Warren Buffett famously said that, " the first rule of investing is not to lose money. And the second rule is don't forget rule number one". This statement struck me as strange -- shouldn't the first rule of investing run something like, "don't pay too high a price", "look for a company with a durable competitive advantage" etc. why does Mr. Buffett look at it from the perspective of protecting the downside, instead of looking for the upside?
I believe we can find two explanations to this. First, by protecting the downside you protect your principal which allows you to compound your money. Second, when investing in a business, a lot of times if you protect the downside the upside will take care of itself. While I cannot offer a quantitative example for this second reason, I have thought about it and I think it holds water.

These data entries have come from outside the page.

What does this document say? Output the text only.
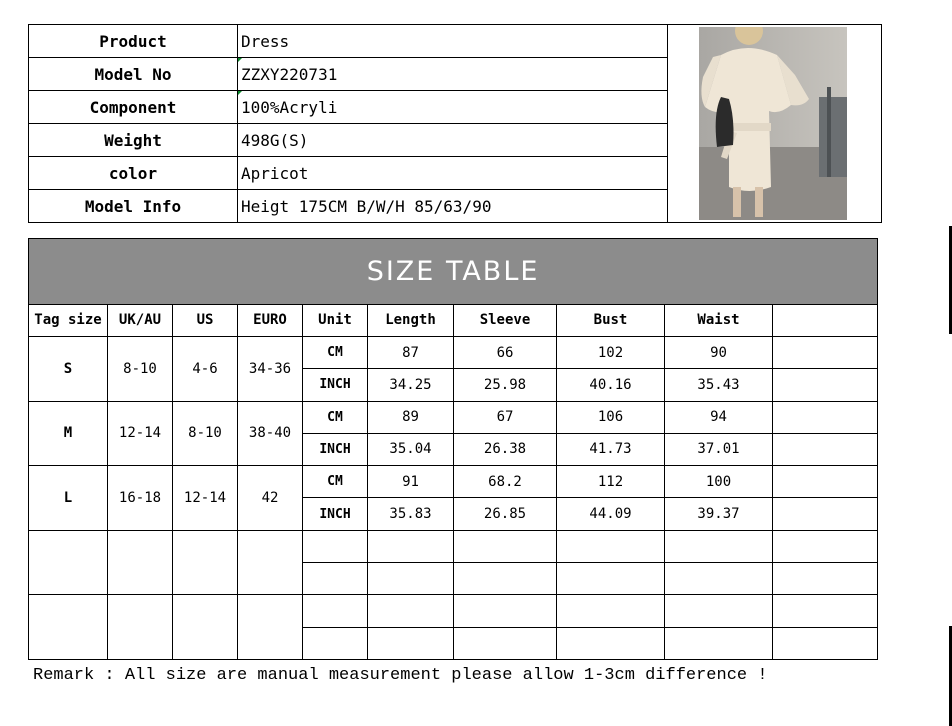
Product	Dress	

Model No	ZZXY220731	
Component	100%Acryli	
Weight	498G(S)	
color	Apricot	
Model Info	Heigt 175CM B/W/H 85/63/90	
SIZE TABLE									
Tag size	UK/AU	US	EURO	Unit	Length	Sleeve	Bust	Waist	
S	8-10	4-6	34-36	CM	87	66	102	90	
				INCH	34.25	25.98	40.16	35.43	
M	12-14	8-10	38-40	CM	89	67	106	94	
				INCH	35.04	26.38	41.73	37.01	
L	16-18	12-14	42	CM	91	68.2	112	100	
				INCH	35.83	26.85	44.09	39.37	

Remark : All size are manual measurement please allow 1-3cm difference !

This investing perspective has served me well in a recent investment I made. Last summer I started researching CapLease (LSE) when it traded at ~$4/share. At the time, investors threw a lot of cold water onto LSE because it held too much debt relative to its peers. I didn't find this reason all too compelling and I laid out my thoughts in an article I published in September 2012. I didn't spell out in the article (even though it implicitly guided me) that one of the most important features of LSE remained their downside protection. Meaning, even though they held a lot of debt, they had safe future cash flows from durable assets (real estate), which would surely continue to protect the stock. Moral of the story, earlier this month American Realty Capital (ARCP) acquired LSE for $8.50/share.

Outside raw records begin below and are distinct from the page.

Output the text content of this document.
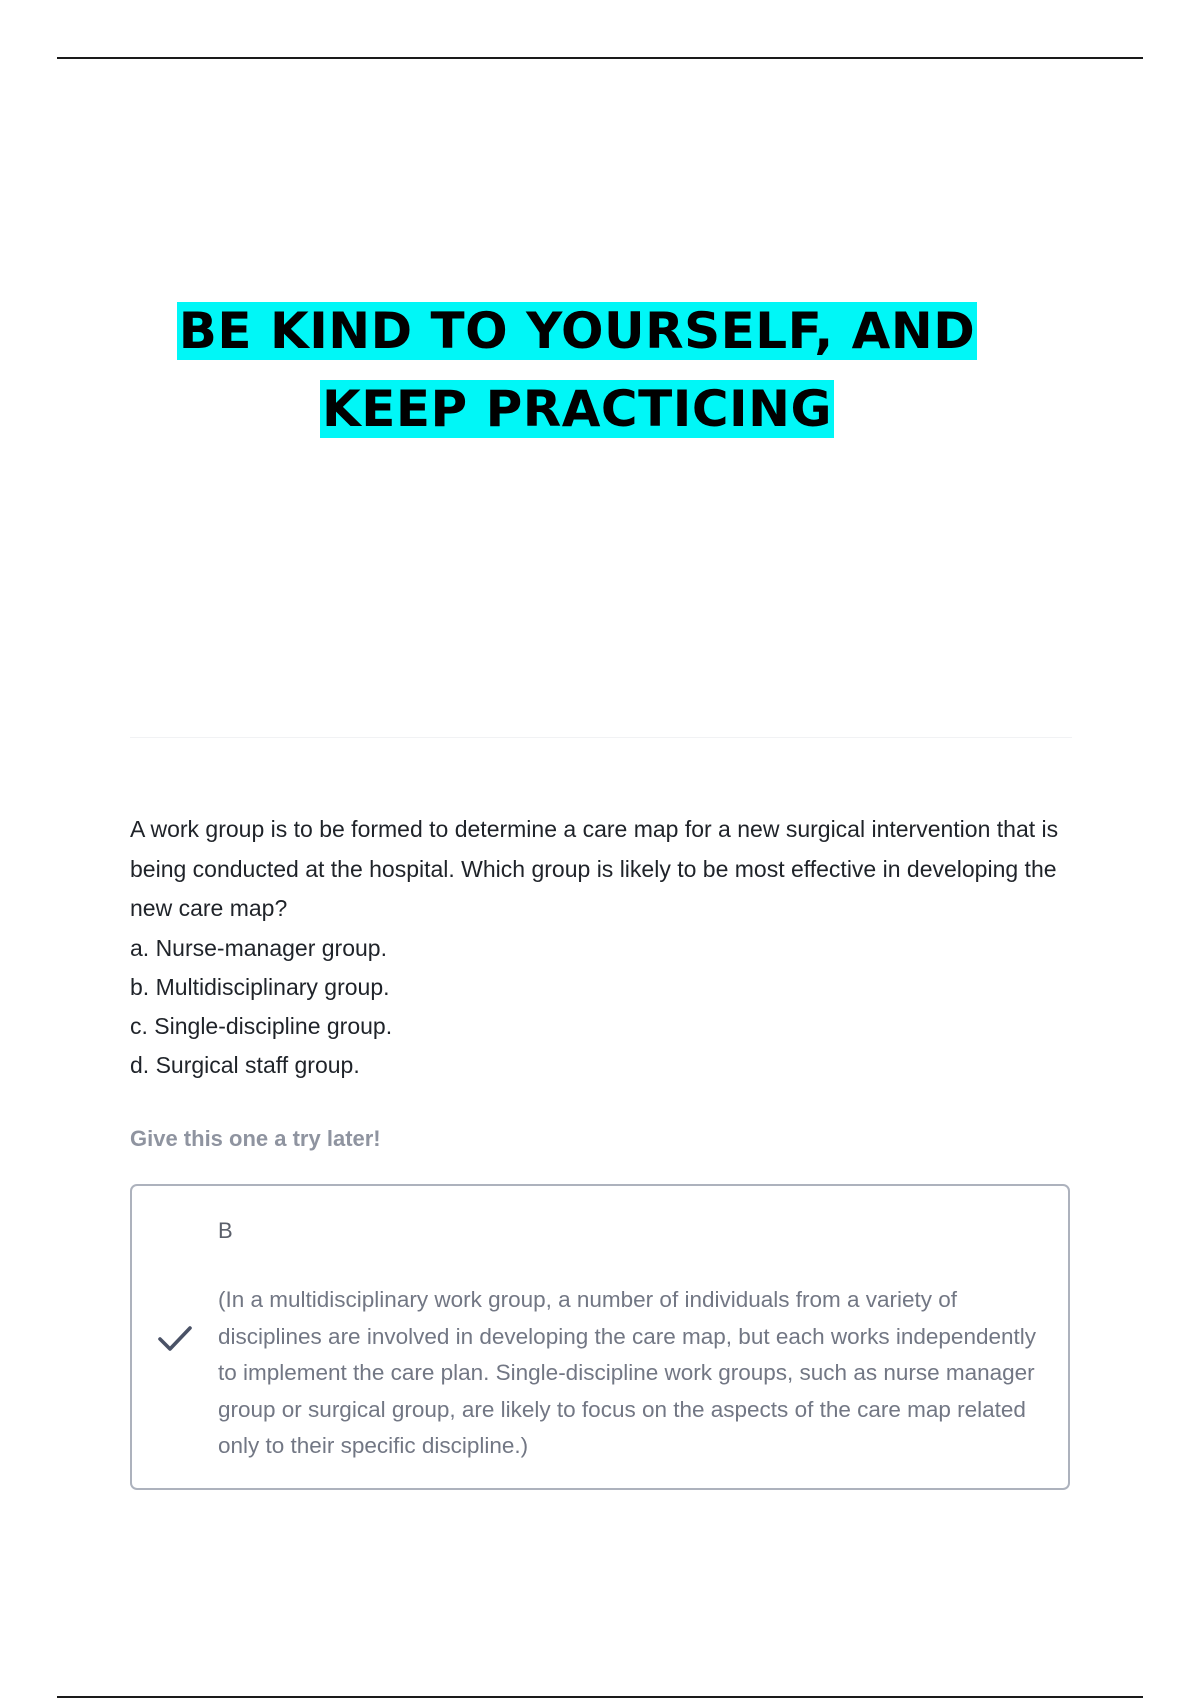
BE KIND TO YOURSELF, AND
KEEP PRACTICING

A work group is to be formed to determine a care map for a new surgical intervention that is being conducted at the hospital. Which group is likely to be most effective in developing the new care map?

a. Nurse-manager group.

b. Multidisciplinary group.

c. Single-discipline group.

d. Surgical staff group.

Give this one a try later!
B
(In a multidisciplinary work group, a number of individuals from a variety of disciplines are involved in developing the care map, but each works independently to implement the care plan. Single-discipline work groups, such as nurse manager group or surgical group, are likely to focus on the aspects of the care map related only to their specific discipline.)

Through this lens of taking precautions to protect the downside I would like to contrast two restaurant companies -- McDonald's (MCD), and Chipotle (CMG). Specifically, I will show that for various reasons that I don't think the investing community fully appreciates, MCD offers investors an effective way to protect on the downside and offer nice gains on the upside. CMG, on the other hand, does not offer investor these downside protections, thus leaving investors very vulnerable to possible dips in results.

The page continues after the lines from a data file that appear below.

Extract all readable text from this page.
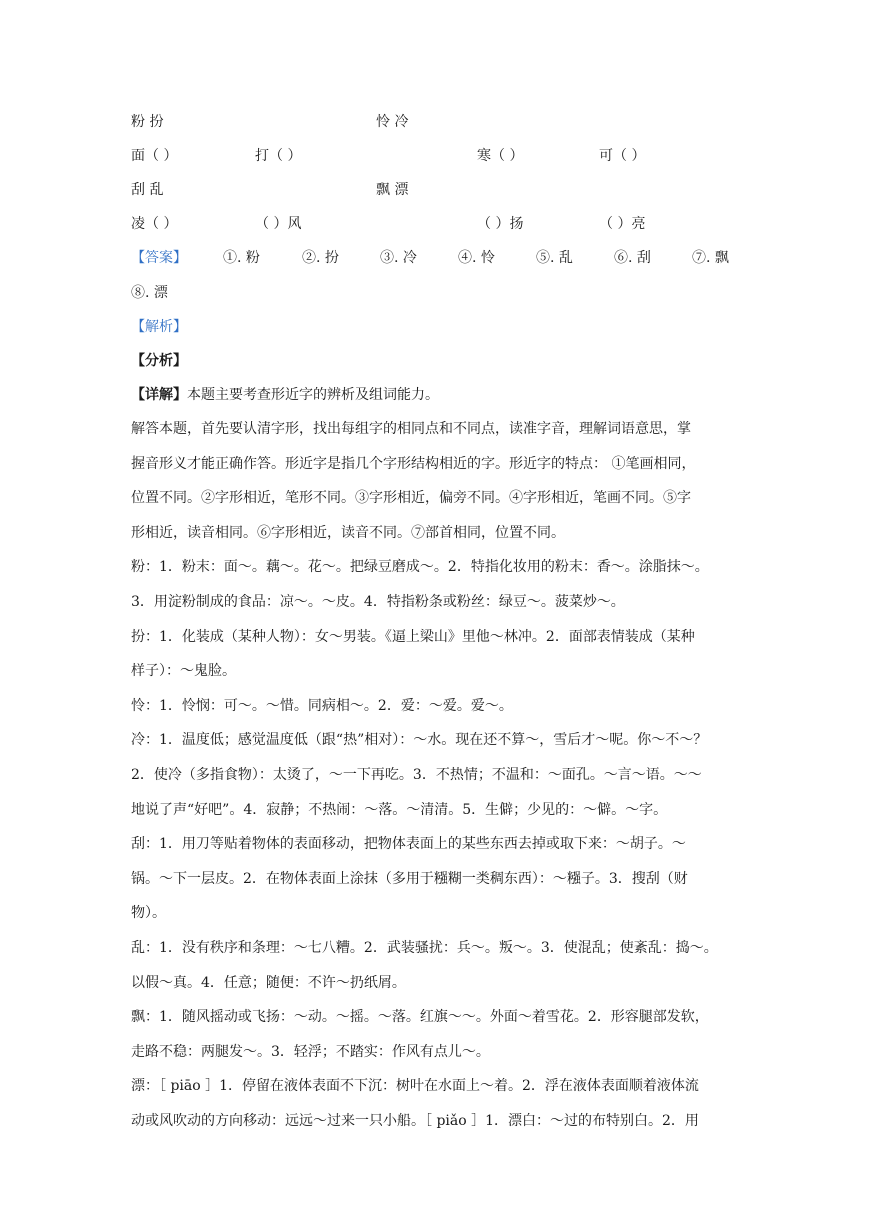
粉 扮	怜 冷
面（ ）	打（ ）	寒（ ）	可（ ）
刮 乱	飘 漂
凌（ ）	（ ）风	（ ）扬	（ ）亮
【答案】	①. 粉	②. 扮	③. 冷	④. 怜	⑤. 乱	⑥. 刮	⑦. 飘
⑧. 漂
【解析】
【分析】
【详解】本题主要考查形近字的辨析及组词能力。
解答本题，首先要认清字形，找出每组字的相同点和不同点，读准字音，理解词语意思，掌
握音形义才能正确作答。形近字是指几个字形结构相近的字。形近字的特点： ①笔画相同，
位置不同。②字形相近，笔形不同。③字形相近，偏旁不同。④字形相近，笔画不同。⑤字
形相近，读音相同。⑥字形相近，读音不同。⑦部首相同，位置不同。
粉：1．粉末：面～。藕～。花～。把绿豆磨成～。2．特指化妆用的粉末：香～。涂脂抹～。
3．用淀粉制成的食品：凉～。～皮。4．特指粉条或粉丝：绿豆～。菠菜炒～。
扮：1．化装成（某种人物）：女～男装。《逼上梁山》里他～林冲。2．面部表情装成（某种
样子）：～鬼脸。
怜：1．怜悯：可～。～惜。同病相～。2．爱：～爱。爱～。
冷：1．温度低；感觉温度低（跟“热”相对）：～水。现在还不算～，雪后才～呢。你～不～？
2．使冷（多指食物）：太烫了，～一下再吃。3．不热情；不温和：～面孔。～言～语。～～
地说了声“好吧”。4．寂静；不热闹：～落。～清清。5．生僻；少见的：～僻。～字。
刮：1．用刀等贴着物体的表面移动，把物体表面上的某些东西去掉或取下来：～胡子。～
锅。～下一层皮。2．在物体表面上涂抹（多用于糨糊一类稠东西）：～糨子。3．搜刮（财
物）。
乱：1．没有秩序和条理：～七八糟。2．武装骚扰：兵～。叛～。3．使混乱；使紊乱：捣～。
以假～真。4．任意；随便：不许～扔纸屑。
飘：1．随风摇动或飞扬：～动。～摇。～落。红旗～～。外面～着雪花。2．形容腿部发软，
走路不稳：两腿发～。3．轻浮；不踏实：作风有点儿～。
漂：［ piāo ］1．停留在液体表面不下沉：树叶在水面上～着。2．浮在液体表面顺着液体流
动或风吹动的方向移动：远远～过来一只小船。［ piǎo ］1．漂白：～过的布特别白。2．用
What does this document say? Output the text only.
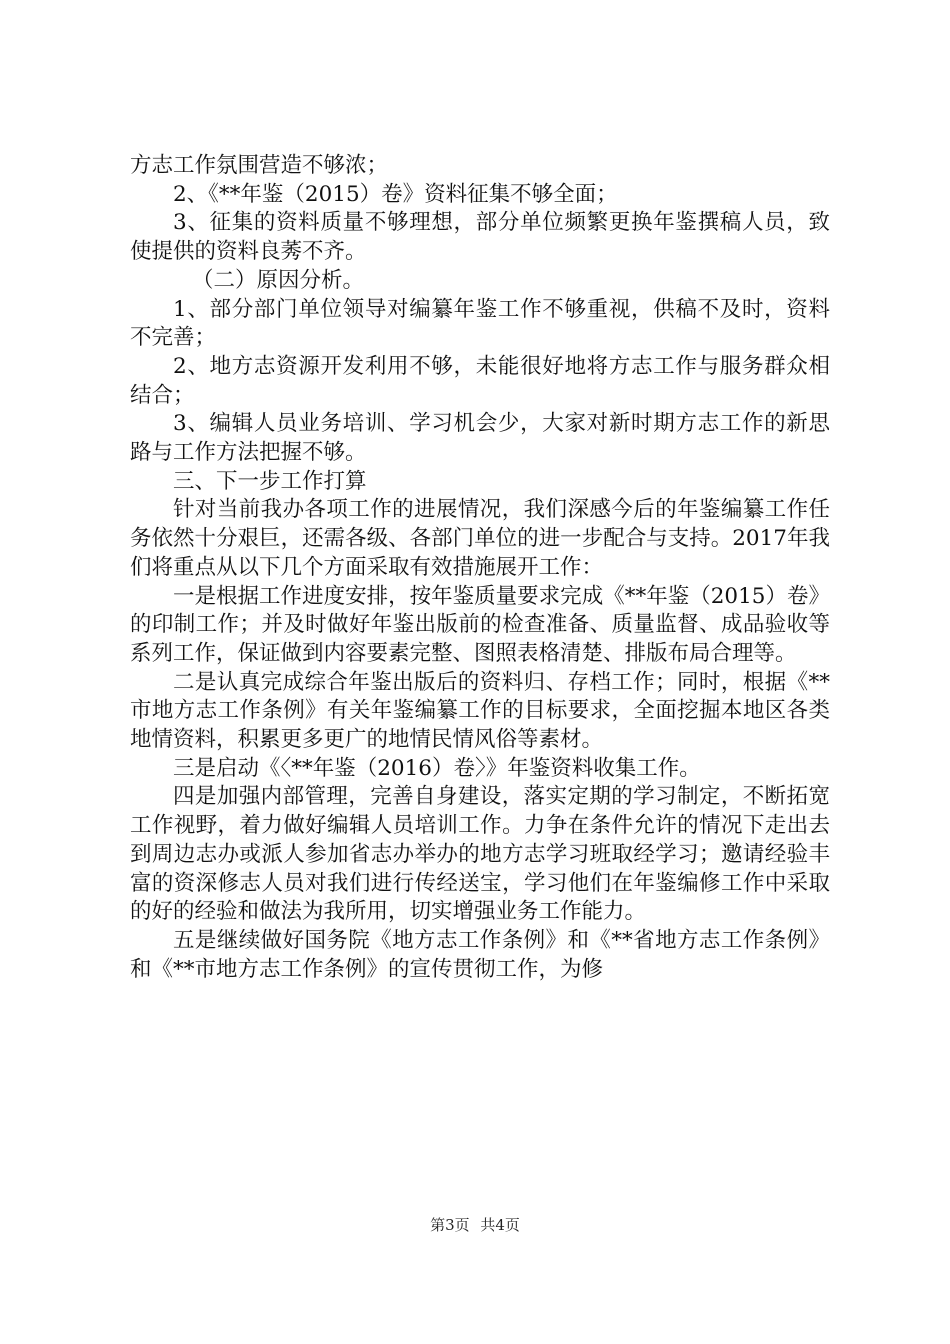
方志工作氛围营造不够浓；

2、《**年鉴（2015）卷》资料征集不够全面；

3、征集的资料质量不够理想，部分单位频繁更换年鉴撰稿人员，致使提供的资料良莠不齐。

（二）原因分析。

1、部分部门单位领导对编纂年鉴工作不够重视，供稿不及时，资料不完善；

2、地方志资源开发利用不够，未能很好地将方志工作与服务群众相结合；

3、编辑人员业务培训、学习机会少，大家对新时期方志工作的新思路与工作方法把握不够。

三、下一步工作打算

针对当前我办各项工作的进展情况，我们深感今后的年鉴编纂工作任务依然十分艰巨，还需各级、各部门单位的进一步配合与支持。2017年我们将重点从以下几个方面采取有效措施展开工作：

一是根据工作进度安排，按年鉴质量要求完成《**年鉴（2015）卷》的印制工作；并及时做好年鉴出版前的检查准备、质量监督、成品验收等系列工作，保证做到内容要素完整、图照表格清楚、排版布局合理等。

二是认真完成综合年鉴出版后的资料归、存档工作；同时，根据《**市地方志工作条例》有关年鉴编纂工作的目标要求，全面挖掘本地区各类地情资料，积累更多更广的地情民情风俗等素材。

三是启动《〈**年鉴（2016）卷〉》年鉴资料收集工作。

四是加强内部管理，完善自身建设，落实定期的学习制定，不断拓宽工作视野，着力做好编辑人员培训工作。力争在条件允许的情况下走出去到周边志办或派人参加省志办举办的地方志学习班取经学习；邀请经验丰富的资深修志人员对我们进行传经送宝，学习他们在年鉴编修工作中采取的好的经验和做法为我所用，切实增强业务工作能力。

五是继续做好国务院《地方志工作条例》和《**省地方志工作条例》和《**市地方志工作条例》的宣传贯彻工作，为修

第3页 共4页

McDonald's Business Overview
MCD operates 35,000 restaurants worldwide, 20,000 of which the company owns and operates, and 15,000 of which they franchise out to partners. Uniquely, MCD owns (or has a capital lease) on all of these properties, a feature will we examine in more detail shortly. From these restaurants, the company generates revenue both from its own restaurants and from the fees it charges franchisees. MCD has a unique fee structure with its franchisees -- not only does it take a percentage of sales, but by dint of owning the property it charges the franchisee rent, and also has the ability to receive more rent based on sales figures.
The average McDonald's restaurant measures 4,000 square feet, multiply that by 35,000 restaurants, and we find that McDonald's owns 122mm square feet of real estate. Based on this metric, MCD would rank as the third largest REIT -- behind Simon Property Group (SPG) and General Growth Properties (GGP), who have 242mm and 139mm sqft of real estate, respectively. Put differently, MCD generated $5.86bn in rent last year, using this metric, MCD would rank as the largest REIT in the world.
Bottom line, by owning these assets, and generating significant revenues from them from these franchisees, MCD has successfully enabled itself to find reliable revenue streams, which can protect the company during a downturn. By having these income producing hard assets, MCD investors can successfully guard their principal from permanent impairment.
Now we will turn our attention to Chipotle , who does not carry these characteristics, yet trades at a significantly higher multiple than MCD.
Unlike MCD, Chipotle only has company operated stores, and does not franchise out to third parties. Additionally, CMG does not own any of its stores, and has very few assets to speak of. In its most recent 10-Q Chipotle reported total assets of $1.6bn, which doesn't sound too shabby. However, when you dig deeper you find that around $1bn of these assets (before depreciation) are capitalized costs of store renovations. These assets, as opposed to MCD real estate, do not have much value to anyone except for CMG, and thus forcing us to reconsider the true value of CMG's assets.
For the moment, CMG has established itself as the "cool restaurant", but you would find yourself hard pressed to try to predict what people will find cool in the next 10 or even 5 years. Investors banking on this factor need to contend with changing trends (as mentioned), and more importantly, CMG continuing to execute on its growth strategy without hitting too many hiccups along the way. Namely, at the end of 2012, CMG had 1,140 restaurants open, and it plans to expand an additional 168-180 restaurants this year. Expanding will expose the company to quality control, and distribution risks which could affect both new and old restaurants. Considering CMG doesn't have the same level of brand equity as other more well established restaurants a faulty rollout could inflict significant damage to the company.
Despite all of this, CMG trades at a 40 p/e, but MCD trades at an 18 p/e! CMG offers no downside protection, and little more than the promise to continue to ride the wave of popularity that has brought the company this far. Bottom line, MCD offers downside protection, a global franchise network, and a longer brand history. CMG falls way short of MCD in all these categories, and as such, making it almost impossible to justify its price at this point.